Cronaca / Como città
Mercoledì 20 Maggio 2020
In un’agenda fitta di nomi
il libro mastro dei corruttori
Da un sequestro a casa del funzionario del fisco l’elenco dei “beneficiari” dei servizi e delle cifre di volta in volta versate
Quattro paginette compilate fronte e retro con precisione burocratica: nomi, cognomi, indirizzi, somme versate. È in questa piccola agenda ritrovata a casa di Stefano La Verde, ex capo team dell’ufficio legale dell’Agenzia delle Entrate di Como, che la scorsa estate, subito dopo gli arresti di Antonio Pennestrì e del figlio Stefano, la Procura raccolse gli elementi che le consentirono poi di dare nuovo slancio a quel primo troncone di inchiesta.
Del fatto che La Verde avesse iniziato a parlare, del fatto che anche nel suo pc fossero stati rinvenuti dati per così dire “sensibili”, in città s’è favoleggiato per mesi - almeno fino al giorno della sua condanna a 4 anni e 8 mesi di detenzione, lo scorso autunno -, in un clima di guardinga apprensione. Chi sarebbe stato il prossimo?

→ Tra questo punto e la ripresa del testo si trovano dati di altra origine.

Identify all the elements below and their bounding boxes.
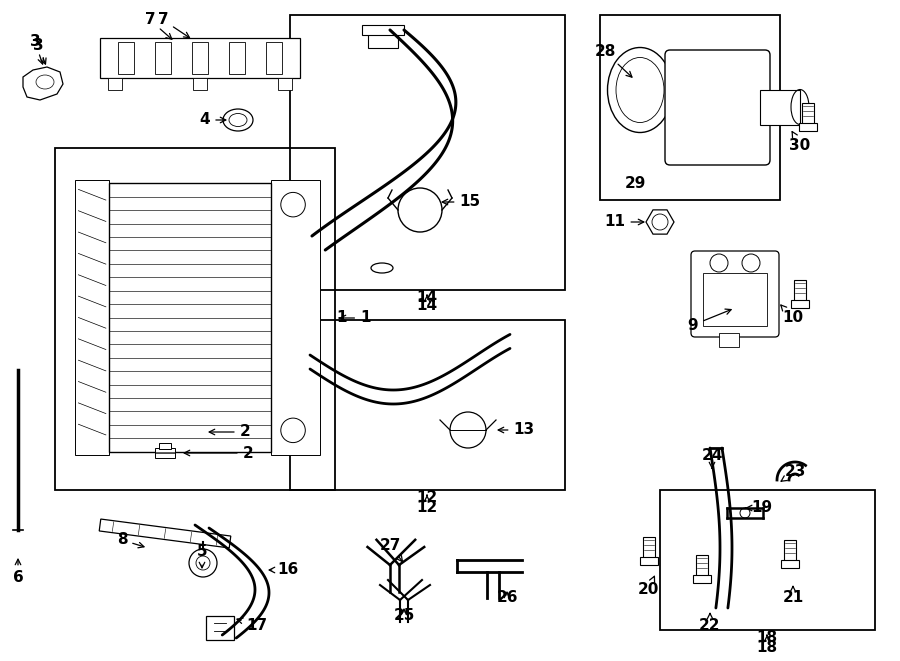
- Text: 18: 18: [756, 640, 778, 655]
- Bar: [155, 42, 171, 74]
- Bar: [640, 557, 658, 565]
- Text: 29: 29: [625, 176, 645, 190]
- Text: 21: 21: [782, 586, 804, 605]
- Bar: [155, 448, 175, 458]
- Bar: [760, 90, 800, 125]
- Text: 19: 19: [746, 500, 772, 516]
- Bar: [192, 42, 208, 74]
- Text: 3: 3: [30, 34, 43, 64]
- Text: 17: 17: [237, 617, 267, 633]
- Bar: [108, 78, 122, 90]
- Text: 4: 4: [200, 112, 226, 128]
- Text: 1: 1: [340, 311, 371, 325]
- Bar: [368, 30, 398, 48]
- Bar: [266, 42, 282, 74]
- Text: 23: 23: [781, 465, 806, 481]
- Bar: [791, 300, 809, 308]
- Text: 5: 5: [197, 545, 207, 568]
- Bar: [693, 575, 711, 583]
- Text: 13: 13: [499, 422, 535, 438]
- Text: 25: 25: [393, 607, 415, 623]
- Text: 9: 9: [688, 309, 731, 332]
- Bar: [290, 320, 565, 490]
- Text: 15: 15: [442, 194, 481, 210]
- Bar: [290, 15, 565, 290]
- Bar: [362, 25, 404, 35]
- Text: 6: 6: [13, 559, 23, 586]
- Bar: [696, 555, 708, 577]
- Text: 14: 14: [417, 290, 437, 305]
- Bar: [55, 148, 335, 490]
- Bar: [100, 38, 300, 78]
- Text: 12: 12: [417, 490, 437, 506]
- Bar: [600, 15, 780, 200]
- FancyBboxPatch shape: [665, 50, 770, 165]
- Bar: [278, 78, 292, 90]
- Text: 3: 3: [32, 38, 46, 64]
- Bar: [159, 443, 171, 449]
- Bar: [109, 183, 271, 451]
- Bar: [784, 540, 796, 562]
- Text: 28: 28: [594, 44, 632, 77]
- Bar: [118, 42, 134, 74]
- Text: 7: 7: [158, 13, 190, 38]
- Bar: [719, 333, 739, 347]
- FancyBboxPatch shape: [206, 616, 234, 640]
- Bar: [799, 123, 817, 131]
- Bar: [802, 103, 814, 125]
- Text: 22: 22: [699, 613, 721, 633]
- Text: 1: 1: [337, 311, 347, 325]
- Bar: [781, 560, 799, 568]
- Text: 2: 2: [184, 446, 254, 461]
- Text: 30: 30: [789, 132, 811, 153]
- Bar: [660, 490, 875, 630]
- Text: 20: 20: [637, 576, 659, 598]
- Text: 12: 12: [417, 500, 437, 515]
- Bar: [794, 280, 806, 302]
- Text: 26: 26: [496, 590, 518, 605]
- Text: 18: 18: [756, 631, 778, 646]
- Text: 27: 27: [379, 537, 402, 562]
- Bar: [643, 537, 655, 559]
- Text: 16: 16: [269, 563, 299, 578]
- Text: 2: 2: [209, 424, 250, 440]
- Text: 11: 11: [605, 215, 644, 229]
- Bar: [229, 42, 245, 74]
- Bar: [703, 273, 767, 326]
- Bar: [75, 180, 109, 455]
- Text: 7: 7: [145, 13, 172, 39]
- Text: 24: 24: [701, 447, 723, 468]
- Text: 10: 10: [781, 305, 804, 325]
- Text: 14: 14: [417, 298, 437, 313]
- Bar: [193, 78, 207, 90]
- Text: 8: 8: [117, 533, 144, 548]
- Bar: [271, 180, 320, 455]
- FancyBboxPatch shape: [691, 251, 779, 337]
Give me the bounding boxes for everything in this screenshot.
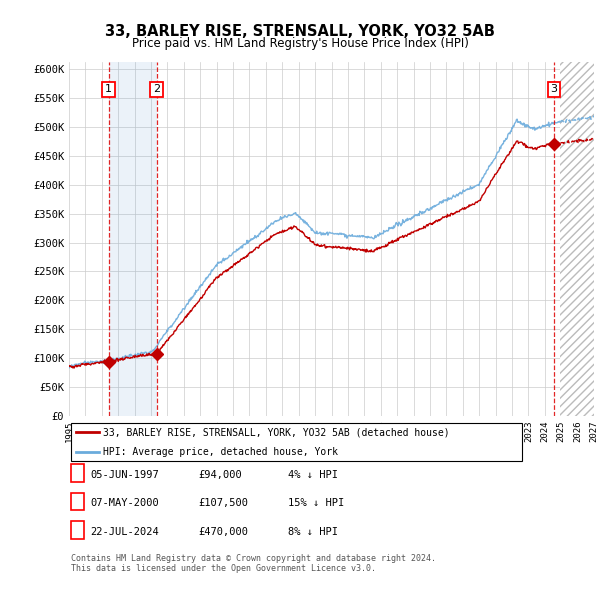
Text: 05-JUN-1997: 05-JUN-1997: [90, 470, 159, 480]
Text: 07-MAY-2000: 07-MAY-2000: [90, 499, 159, 508]
Text: 15% ↓ HPI: 15% ↓ HPI: [288, 499, 344, 508]
Bar: [560, 40, 594, 416]
Text: £94,000: £94,000: [198, 470, 242, 480]
Bar: [109, 62, 157, 416]
Text: £470,000: £470,000: [198, 527, 248, 536]
Text: 33, BARLEY RISE, STRENSALL, YORK, YO32 5AB: 33, BARLEY RISE, STRENSALL, YORK, YO32 5…: [105, 24, 495, 38]
Text: 3: 3: [550, 84, 557, 94]
Text: Price paid vs. HM Land Registry's House Price Index (HPI): Price paid vs. HM Land Registry's House …: [131, 37, 469, 50]
Text: 3: 3: [74, 525, 80, 535]
Text: 2: 2: [153, 84, 160, 94]
Text: 33, BARLEY RISE, STRENSALL, YORK, YO32 5AB (detached house): 33, BARLEY RISE, STRENSALL, YORK, YO32 5…: [103, 427, 450, 437]
Bar: [560, 40, 594, 416]
Text: £107,500: £107,500: [198, 499, 248, 508]
Text: 1: 1: [74, 468, 80, 478]
FancyBboxPatch shape: [71, 423, 522, 461]
Text: HPI: Average price, detached house, York: HPI: Average price, detached house, York: [103, 447, 338, 457]
Text: 8% ↓ HPI: 8% ↓ HPI: [288, 527, 338, 536]
Text: 1: 1: [105, 84, 112, 94]
Text: 2: 2: [74, 497, 80, 506]
Text: 4% ↓ HPI: 4% ↓ HPI: [288, 470, 338, 480]
Text: Contains HM Land Registry data © Crown copyright and database right 2024.
This d: Contains HM Land Registry data © Crown c…: [71, 554, 436, 573]
Text: 22-JUL-2024: 22-JUL-2024: [90, 527, 159, 536]
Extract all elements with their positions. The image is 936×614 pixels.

Del resto lo ha ribadito ieri lo stesso Pasquale Addesso, il pubblico ministero titolare dell’indagine: «Il quadro è allarmante - ha detto -, perché è esistita ed esiste, su questo territorio, una domanda di evasione che in questo sistema ha ritrovato una risposta».
Con il rinvenimento dell’agenda di La Verde si ha per la prima volta conferma del fatto che il servizio di “accomodamento” delle cartelle esattoriali fosse tutt’altro che un’esclusiva di Pennestrì e dei suoi collaboratori e che, anzi, vi era (vi è?) una rete, per dirla ancora con Addesso, «una pluralità di studi» attrezzati per offrire questo tipo di prestazione.
Lo scrive anche il Gip Maria Luisa Lo Gatto, evidenziando - nell’ordinanza che dispone le misure - come sia La Verde sia il suo ex direttore Roberto Leoni (già condannato a quattro anni) e con loro Roberto Colombo (quest’ultimo in carcere da ieri mattina) fossero rimasti «per anni stabilmente a disposizione di molti professionisti del circondario comasco», e per il tramite loro anche di un numero imprecisato di clienti, tra negozianti, piccoli imprenditori, artigiani, industriali.
Né sarà un caso che lo stesso La Verde, intercettato in carcere poche ore dopo il suo arresto a giugno e ben prima di risolversi a scegliere la strada della collaborazione - e quindi accettando di vuotare il sacco - ne parlasse a sua sorella con tanta apprensione: «La situazione è grave... Io non esco, è la fine, io so’ rovinato - le dicve -... Adesso quello che è uscito fuori è poco, quello che è uscito fuori adesso. Mo’ uscirà il più grosso». Il più grosso sono, appunto, gli altri nomi e gli altri cognomi, le ditte e le persone fisiche che da quel sistema trassero vantaggi fiscali ed economici.
Chi non è citato in quelle quattro pagine compare altrove, nel pc, oppure in una pen drive. Non solo: quegli stessi supporti informatici, accanto alle somme di volta in volta versate dai “clienti”, contengono anche molte bozze dei ricorsi depositati in Commissione tributaria, o delle memorie che era sempre lo stesso La Verde a redigere, salvo poi - spesso - presentarsi lui stesso in udienza quale funzionario dell’Agenzia delle Entrate.
L’esito era quello di un annullamento della cartella in autotutela o, se andava meno bene ma sempre benino, di un robusto ridimensionamento delle pretese.
Così, per dire, una proposta di mediazione poteva comportare una riduzione della richiesta erariale da 22mila a 700 euro. Poco più che una contravvenzione stradale.